PNW Pantry

Sparkling Wine with a Washington Wild Side

Gorgiste, a new label from a familiar winemaker, is all about the Columbia Gorge.

By Allecia Vermillion March 8, 2024

Gorgiste's debut lineup. Even the labels are very un-Washington.

Image: Amber Fouts

In early summer 2017, Jeff Lindsay-Thorsen stood on the slopes of Rainmaker Vineyard, a natural southern-facing amphitheater of land on the Columbia Gorge, and saw the future.

Lindsay-Thorsen is the cofounder of W.T. Vintners in Woodinville, a rare winemaker who’s also an accomplished sommelier. The land on the Gorge’s cool western edge set both sides of his wine brain vibrating with possibilities. Rainmaker’s 21 acres rise 950 to 1,350 feet above sea level, a zone classified as subalpine. Here, ringed by trees, grapes get ample sun, but way less heat than Eastern Washington vineyards. The land overlooks the town of White Salmon and just happens to have a straight-on view of Mount Hood.

“The vineyard was twigs at the time,” says Lindsay-Thorsen. But the young vines had a certain energy. Not to mention major potential for sparkling wine, since the cooler climate encourages flavor and heat wouldn’t zap grapes’ natural acidity. But to make sparkling wine the traditional French way, he realized, “it’s going to take for-freaking-ever, so we better get started now.”

Rainmaker also happened to have owners game to invest in the sort of painstaking farming methods that can make for exceptional wines—but don’t pencil at a bigger commercial vineyard. Lindsay-Thorsen and James Mantone of nearby Syncline Wine Cellars function like anchor tenants, guiding that cultivation. (Syncline uses its Chardonnay in its own sparkling wine.)

The bottles Lindsay-Thorsen released all these years later feel contrary to Washington wine’s boldly fruited action-hero identity. They also turned out to be so distinct from W.T. Vintners’ serious syrah, he decided to form an entirely new label.

Now the first Gorgiste releases have trickled into restaurants and bottle shops, albeit in tiny quantities.
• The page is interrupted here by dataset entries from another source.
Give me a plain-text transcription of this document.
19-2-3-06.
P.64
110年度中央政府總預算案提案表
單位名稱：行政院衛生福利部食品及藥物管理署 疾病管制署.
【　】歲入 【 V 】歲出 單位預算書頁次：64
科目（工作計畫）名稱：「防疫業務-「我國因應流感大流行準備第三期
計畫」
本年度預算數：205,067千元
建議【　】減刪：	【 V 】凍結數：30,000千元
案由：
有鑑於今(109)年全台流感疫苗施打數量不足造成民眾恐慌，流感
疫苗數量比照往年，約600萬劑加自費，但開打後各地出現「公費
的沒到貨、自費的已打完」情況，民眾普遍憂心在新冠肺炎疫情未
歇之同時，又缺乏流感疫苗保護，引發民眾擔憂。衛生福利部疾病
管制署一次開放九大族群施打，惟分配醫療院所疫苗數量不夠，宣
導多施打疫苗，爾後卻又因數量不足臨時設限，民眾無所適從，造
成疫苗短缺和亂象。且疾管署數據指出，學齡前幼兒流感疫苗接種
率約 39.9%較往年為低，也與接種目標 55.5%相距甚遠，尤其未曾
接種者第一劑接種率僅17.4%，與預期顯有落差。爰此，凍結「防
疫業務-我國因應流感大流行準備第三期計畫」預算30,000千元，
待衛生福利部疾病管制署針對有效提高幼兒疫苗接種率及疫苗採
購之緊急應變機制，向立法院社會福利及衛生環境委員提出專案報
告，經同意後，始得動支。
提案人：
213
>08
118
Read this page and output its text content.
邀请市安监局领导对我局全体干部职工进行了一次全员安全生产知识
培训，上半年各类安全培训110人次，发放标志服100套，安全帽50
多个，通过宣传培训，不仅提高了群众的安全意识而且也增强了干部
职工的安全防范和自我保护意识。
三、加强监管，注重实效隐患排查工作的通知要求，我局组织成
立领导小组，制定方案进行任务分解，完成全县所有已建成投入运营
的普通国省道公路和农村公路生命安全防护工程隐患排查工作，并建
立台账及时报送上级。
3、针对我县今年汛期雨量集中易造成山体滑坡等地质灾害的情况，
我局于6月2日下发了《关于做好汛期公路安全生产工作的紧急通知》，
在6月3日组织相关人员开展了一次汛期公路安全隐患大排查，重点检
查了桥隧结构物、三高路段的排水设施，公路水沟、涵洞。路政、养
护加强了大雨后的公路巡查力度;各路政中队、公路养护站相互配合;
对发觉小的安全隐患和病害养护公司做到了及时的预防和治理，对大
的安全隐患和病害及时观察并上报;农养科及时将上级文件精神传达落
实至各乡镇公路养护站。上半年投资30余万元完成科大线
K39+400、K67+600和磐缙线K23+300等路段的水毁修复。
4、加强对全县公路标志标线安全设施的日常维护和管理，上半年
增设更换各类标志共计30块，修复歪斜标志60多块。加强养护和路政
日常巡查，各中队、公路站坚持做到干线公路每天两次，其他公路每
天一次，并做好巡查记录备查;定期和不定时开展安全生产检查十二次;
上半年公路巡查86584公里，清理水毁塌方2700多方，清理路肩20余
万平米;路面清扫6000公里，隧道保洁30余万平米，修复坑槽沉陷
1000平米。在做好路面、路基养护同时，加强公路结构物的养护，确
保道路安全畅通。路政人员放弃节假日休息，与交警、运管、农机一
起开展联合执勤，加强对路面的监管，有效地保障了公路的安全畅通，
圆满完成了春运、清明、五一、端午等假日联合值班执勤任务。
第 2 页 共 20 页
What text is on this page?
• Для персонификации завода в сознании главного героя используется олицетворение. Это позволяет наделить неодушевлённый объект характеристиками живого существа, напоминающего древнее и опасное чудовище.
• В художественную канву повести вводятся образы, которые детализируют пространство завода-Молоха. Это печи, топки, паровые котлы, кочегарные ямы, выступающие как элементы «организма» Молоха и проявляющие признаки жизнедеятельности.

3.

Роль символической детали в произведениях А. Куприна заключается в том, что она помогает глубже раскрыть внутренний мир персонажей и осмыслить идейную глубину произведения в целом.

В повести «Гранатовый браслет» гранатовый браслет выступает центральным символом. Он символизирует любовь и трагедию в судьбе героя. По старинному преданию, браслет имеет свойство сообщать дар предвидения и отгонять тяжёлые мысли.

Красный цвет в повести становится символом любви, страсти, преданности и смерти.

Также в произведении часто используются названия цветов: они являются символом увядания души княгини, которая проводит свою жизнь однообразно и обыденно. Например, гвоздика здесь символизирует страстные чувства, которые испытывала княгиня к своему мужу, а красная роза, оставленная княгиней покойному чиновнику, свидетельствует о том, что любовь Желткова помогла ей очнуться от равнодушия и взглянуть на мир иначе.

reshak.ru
And he wasn’t kidding about the sparkling wine. 

The 2018 brut rosé of pinot noir grapes followed the same abundance of steps required to produce traditional Champagne. It’s aged for 50 months—uncommon, even amid Washington’s current sparkling wine boom. This bottle’s rosy contents have a roundness and depth you’d swear came from France, but also a certain wild streak that speaks of the Gorge.

Gorgiste’s six-bottle lineup coaxes some vibrant flavors out of those juvenile vines, including a Francophilic dream of a Gamay. Half the Gamay underwent carbonic fermentation, which delivers zip; the other, traditional half provides what Lindsay-Thorsen calls “bass notes.” Another sparkling wine that’s in the works—a blanc de blancs Chardonnay—will be made via a perpetual reserve, a process akin to a master stock or sourdough starter, so each bottle will always have some small portion of the oldest vintage.

These days, the Gorge is home to some of the most exciting developments in our state’s wine industry. Gorgiste joins wineries like Syncline and Savage Grace in stretching our stylistic boundaries in more lively, food-friendly directions. (Lindsay-Thorsen tuned in early to these possibilities through his relationship with Syncline; W.T. Vintners’ first white wine release back in 2012 was a Grüner Veltliner from nearby Underwood Mountain.) 

You can find Gorgiste in certain wine shops, PCC, and at the tasting room Gorgiste shares with W.T. Vintners in Woodinville. The contents of these bottles aren’t the only departure from Washington tradition: Lindsay-Thorsen skipped the usual fancy-pants dullsville wine label designs in favor of bright graphics by Seattle artist Becca Fuhrman.